In the eighties and the early part of the nineties the Hodmandods were not particularly affluent. Some of the time we were students and the rest of the time young parents. We ate a lot of minced meat of one sort or another because it was cheap and easy to prepare and we all liked it. But now I know that this was the time when cattle were stumbling around their fields and then kicking the hands that milked them. Incredibly, the cows that were showing these symptoms of madness were dispatched quickly for slaughter and converted into meat. Altogether 640 billion doses of bovine spongiform encephalitis were consumed. No doubt the Hodmandods consumed some of them. It is a sobering thought.
According to this book if the prion had proved to have been as infectious as flu we would all be dead by now. But in fact there have been only 150 cases of vCJD. The agent which causes vCJD has not been very effective at crossing the species barrier.
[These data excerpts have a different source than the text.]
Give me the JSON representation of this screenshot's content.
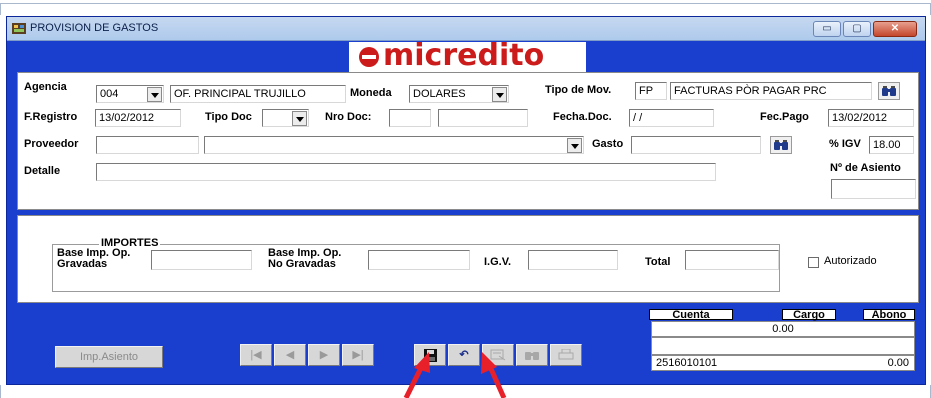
{
  "window": {
    "title": "PROVISION DE GASTOS",
    "minimize_glyph": "▭",
    "maximize_glyph": "▢",
    "close_glyph": "✕"
  },
  "logo": {
    "text": "micredito",
    "color": "#cc1b1b"
  },
  "form": {
    "agencia_label": "Agencia",
    "agencia_code": "004",
    "agencia_name": "OF. PRINCIPAL TRUJILLO",
    "moneda_label": "Moneda",
    "moneda_value": "DOLARES",
    "tipo_mov_label": "Tipo de Mov.",
    "tipo_mov_code": "FP",
    "tipo_mov_desc": "FACTURAS PÒR PAGAR PRC",
    "fregistro_label": "F.Registro",
    "fregistro_value": "13/02/2012",
    "tipo_doc_label": "Tipo Doc",
    "tipo_doc_value": "",
    "nro_doc_label": "Nro Doc:",
    "nro_doc_serie": "",
    "nro_doc_numero": "",
    "fecha_doc_label": "Fecha.Doc.",
    "fecha_doc_value": "/ /",
    "fec_pago_label": "Fec.Pago",
    "fec_pago_value": "13/02/2012",
    "proveedor_label": "Proveedor",
    "proveedor_code": "",
    "proveedor_name": "",
    "gasto_label": "Gasto",
    "gasto_value": "",
    "igv_label": "% IGV",
    "igv_value": "18.00",
    "detalle_label": "Detalle",
    "detalle_value": "",
    "asiento_label": "Nº de Asiento",
    "asiento_value": ""
  },
  "importes": {
    "group_label": "IMPORTES",
    "base_gravadas_label_1": "Base Imp. Op.",
    "base_gravadas_label_2": "Gravadas",
    "base_gravadas_value": "",
    "base_no_gravadas_label_1": "Base Imp. Op.",
    "base_no_gravadas_label_2": "No Gravadas",
    "base_no_gravadas_value": "",
    "igv_label": "I.G.V.",
    "igv_value": "",
    "total_label": "Total",
    "total_value": "",
    "autorizado_label": "Autorizado",
    "autorizado_checked": false
  },
  "toolbar": {
    "imp_asiento_label": "Imp.Asiento",
    "first_glyph": "|◀",
    "prev_glyph": "◀",
    "next_glyph": "▶",
    "last_glyph": "▶|",
    "save_glyph": "💾",
    "undo_glyph": "↶"
  },
  "grid": {
    "headers": [
      "Cuenta",
      "Cargo",
      "Abono"
    ],
    "total_cargo": "0.00",
    "row_cuenta": "2516010101",
    "row_abono": "0.00"
  },
  "colors": {
    "window_bg": "#1a3fcf",
    "arrow": "#e8202a"
  }
}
Furthermore it turns out that we have a genetic resistance to contracting the disease: individuals that are 'homozygotic' ie have the same two copies of a code to produce the amino acid methionine are more likely to get vCJD than those who have two different codes to make the protein.
This leads to a very interesting discussion on how our cannibalistic activities early in the history of mankind probably selected us to be resistant to prion disease.
There is no cure for prion disease yet but a way of preventing the build-up of amyloid plaques (dead misfolded proteins which occur in prion disease as well as in Parkinson's, multiple schlerosis, Alzheimers, Huntington's, Crohn's, rheumatoid arthritis and late onset diabetes) may be of benefit to many.
The book ends by explaining the author's interest: he too has a degenerate disease, although his has a slow chronic nature. He is somewhat dismissive of his condition, and I suppose in comparison to FFI it seems less dramatic, but I found his attitude both heroic and affecting.